I agree that replacing “blind search” with different tools is a very important direction. But your proposal doesn’t do that!
I agree with this general picture. While I’m primarily knocking down bad complexity-based arguments in my post, I would be glad to see someone working on trying to fix them.
There were a lot of misunderstandings in the earlier part of our conversation, so, I could well have misinterpreted one of your points.
But if so, I’m even more struggling to see why you would have been optimistic that your RL scenario doesn’t involve risk due to unintended mesa-optimization.
By your own account, the other part would be to argue that they’re not simple, which you haven’t done. They’re not actively disincentivized, because they can use the planning capability to perform well on the task (deceptively).
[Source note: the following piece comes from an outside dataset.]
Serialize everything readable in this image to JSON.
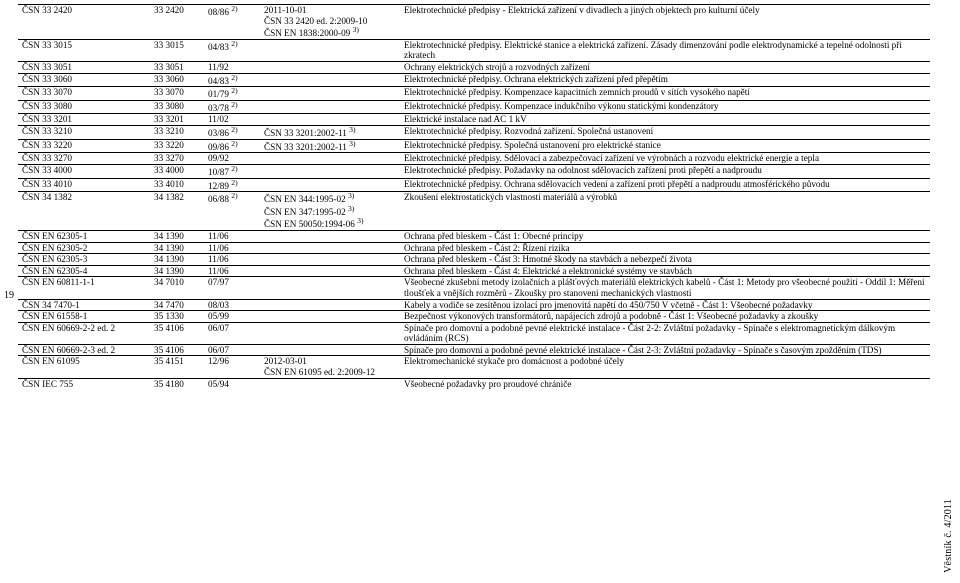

So they can be selected for just as much as other hypotheses, and might be simple enough to be selected in fact.
No, not prosaic, that particular comment was referring to the “brain-like AGI” story in my head...
Like, I tend to emphasize the overlap between my brain-like AGI story and prosaic AI. There is plenty of overlap. Like they both involve “neural nets”, and (something like) gradient descent, and RL, etc.
By contrast, I haven’t written quite as much about the ways that my (current) brain-like AGI story is non-prosaic. And a big one is that I’m thinking that there would be a hardcoded (by humans) inference algorithm that looks like (some more complicated cousin of) PGM belief propagation.
In that case, yes there’s a search over a model space, because we need to find the (more complicated cousin of a) PGM world-model. But I don’t think that model space affords the same opportunities for mischief that you would get in, say, a 100-layer DNN. Not having thought about it too hard… :-P
Ah, ok. It sounds like I have been systematically mis-perceiving you in this respect.
I would have been much more interested in your posts in the past if you had emphasized this aspect more ;p But perhaps you held back on that to avoid contributing to capabilities research.
Yeah, this is a very important question!